UM has launch control and no-lift-shift for the manual TT RS that should make 1/4 mile blindingly fast and relatively brainless. Having seen it work on my friend's Golf R (Stage 2) who ran a 12.5s at Englishtown, I just wished UM made it for my 3.2 TT :beer:


----------



## primetime21 (Feb 14, 2013)

sentari said:


> Why don't some of the TT-RS folks post their 0-60 slips/times.....1/4 mile times too... All this talk and so little actual performance stats...


I already have... I don't just talk I actually race my toys...


http://forums.vwvortex.com/showthread.php?6061864-First-passes-in-TTRS...


----------



## primetime21 (Feb 14, 2013)

JohnLZ7W said:


> A stock DSG is running about the same times as a stage 2 manual car.

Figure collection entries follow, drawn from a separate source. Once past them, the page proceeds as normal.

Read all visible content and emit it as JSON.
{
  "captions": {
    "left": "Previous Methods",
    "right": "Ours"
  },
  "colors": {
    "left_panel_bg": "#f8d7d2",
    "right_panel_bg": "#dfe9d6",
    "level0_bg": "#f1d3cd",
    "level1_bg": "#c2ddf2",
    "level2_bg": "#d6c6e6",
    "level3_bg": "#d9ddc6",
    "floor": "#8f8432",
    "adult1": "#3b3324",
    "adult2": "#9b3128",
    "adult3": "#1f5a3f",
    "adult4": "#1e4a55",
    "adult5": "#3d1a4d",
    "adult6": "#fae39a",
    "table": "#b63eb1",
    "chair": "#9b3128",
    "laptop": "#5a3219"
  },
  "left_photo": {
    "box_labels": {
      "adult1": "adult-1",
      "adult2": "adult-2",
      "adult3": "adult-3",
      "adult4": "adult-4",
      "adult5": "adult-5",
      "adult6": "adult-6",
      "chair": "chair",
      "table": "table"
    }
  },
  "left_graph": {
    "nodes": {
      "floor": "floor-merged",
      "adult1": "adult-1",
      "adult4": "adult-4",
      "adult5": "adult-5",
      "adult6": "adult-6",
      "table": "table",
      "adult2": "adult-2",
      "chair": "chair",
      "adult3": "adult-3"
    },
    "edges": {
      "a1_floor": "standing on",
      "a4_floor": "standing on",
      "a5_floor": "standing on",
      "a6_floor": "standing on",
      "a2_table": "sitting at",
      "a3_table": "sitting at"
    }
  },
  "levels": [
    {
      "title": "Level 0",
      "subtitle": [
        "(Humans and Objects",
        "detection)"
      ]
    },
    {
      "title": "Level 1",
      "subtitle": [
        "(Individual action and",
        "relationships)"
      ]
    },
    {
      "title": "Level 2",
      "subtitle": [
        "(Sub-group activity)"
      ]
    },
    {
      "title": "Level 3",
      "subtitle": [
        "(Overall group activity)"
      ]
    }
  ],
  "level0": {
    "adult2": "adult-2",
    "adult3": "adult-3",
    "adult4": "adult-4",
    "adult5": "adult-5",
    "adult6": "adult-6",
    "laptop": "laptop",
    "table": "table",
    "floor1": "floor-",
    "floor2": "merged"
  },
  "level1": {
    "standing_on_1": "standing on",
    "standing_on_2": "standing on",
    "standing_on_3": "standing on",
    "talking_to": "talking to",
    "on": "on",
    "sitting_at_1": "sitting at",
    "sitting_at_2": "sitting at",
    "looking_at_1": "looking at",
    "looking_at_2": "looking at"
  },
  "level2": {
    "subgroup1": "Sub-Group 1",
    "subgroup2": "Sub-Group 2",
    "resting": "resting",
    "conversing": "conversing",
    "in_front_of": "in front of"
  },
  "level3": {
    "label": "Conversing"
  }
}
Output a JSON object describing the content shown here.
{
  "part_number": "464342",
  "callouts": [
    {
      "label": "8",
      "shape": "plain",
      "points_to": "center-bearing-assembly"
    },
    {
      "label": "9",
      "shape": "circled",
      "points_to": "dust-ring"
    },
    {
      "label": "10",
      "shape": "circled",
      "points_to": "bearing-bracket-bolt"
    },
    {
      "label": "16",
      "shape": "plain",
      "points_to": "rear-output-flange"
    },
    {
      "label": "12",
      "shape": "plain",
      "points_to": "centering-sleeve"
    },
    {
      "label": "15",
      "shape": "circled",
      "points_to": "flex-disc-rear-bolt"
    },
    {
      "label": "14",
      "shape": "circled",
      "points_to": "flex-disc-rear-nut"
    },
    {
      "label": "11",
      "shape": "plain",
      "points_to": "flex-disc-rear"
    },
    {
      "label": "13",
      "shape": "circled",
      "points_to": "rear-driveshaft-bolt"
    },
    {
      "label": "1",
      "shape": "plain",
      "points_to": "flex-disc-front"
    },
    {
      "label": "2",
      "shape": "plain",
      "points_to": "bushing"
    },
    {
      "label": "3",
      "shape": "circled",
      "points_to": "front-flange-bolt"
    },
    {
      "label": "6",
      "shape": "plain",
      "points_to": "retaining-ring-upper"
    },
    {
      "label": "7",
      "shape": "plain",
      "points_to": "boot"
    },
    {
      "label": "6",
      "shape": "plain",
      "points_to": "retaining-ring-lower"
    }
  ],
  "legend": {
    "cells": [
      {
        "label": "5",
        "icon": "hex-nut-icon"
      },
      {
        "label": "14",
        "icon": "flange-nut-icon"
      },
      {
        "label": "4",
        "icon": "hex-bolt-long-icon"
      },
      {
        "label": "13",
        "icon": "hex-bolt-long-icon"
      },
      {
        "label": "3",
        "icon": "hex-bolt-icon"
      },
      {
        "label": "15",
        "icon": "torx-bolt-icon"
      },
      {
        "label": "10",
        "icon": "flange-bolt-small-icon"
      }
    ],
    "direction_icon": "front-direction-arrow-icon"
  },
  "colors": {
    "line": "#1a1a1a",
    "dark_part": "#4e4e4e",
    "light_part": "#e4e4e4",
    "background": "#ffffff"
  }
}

They can rip off 3.6s to 60 all day long and running to 100 in just around 10s flat.


Ok... Please point me to a slip from a certified dragstrip showing a 60ft time... Thanks!


----------



## JohnLZ7W (Nov 23, 2003)

No 60' times but 3.6 is what was reported pretty much universally across the reviews when it was tested


----------



## primetime21 (Feb 14, 2013)

JohnLZ7W said:


> No 60' times but 3.6 is what was reported pretty much universally across the reviews when it was tested


Not rying to argue but I prefer real data not tuner data or magazines, they just have too much stake in the game... Also, pbox data especially the display is not very reliable and slope needs to be considered... Is stronic faster? Probably and especially tuned but stock audi LC is weak... I've cut better 60ft times in my s4 than any audi or GIAC LC s4... 

Here are some fast dsg ttrs times with not so impressive 60 ft times IMO...

http://audisrs.com/archive/ttrs-s-tronic-mrc-410__o_t__t_27504.html


----------



## tdi-bart (Feb 10, 2011)

spray some wd40 on your tires for faster acceleration


----------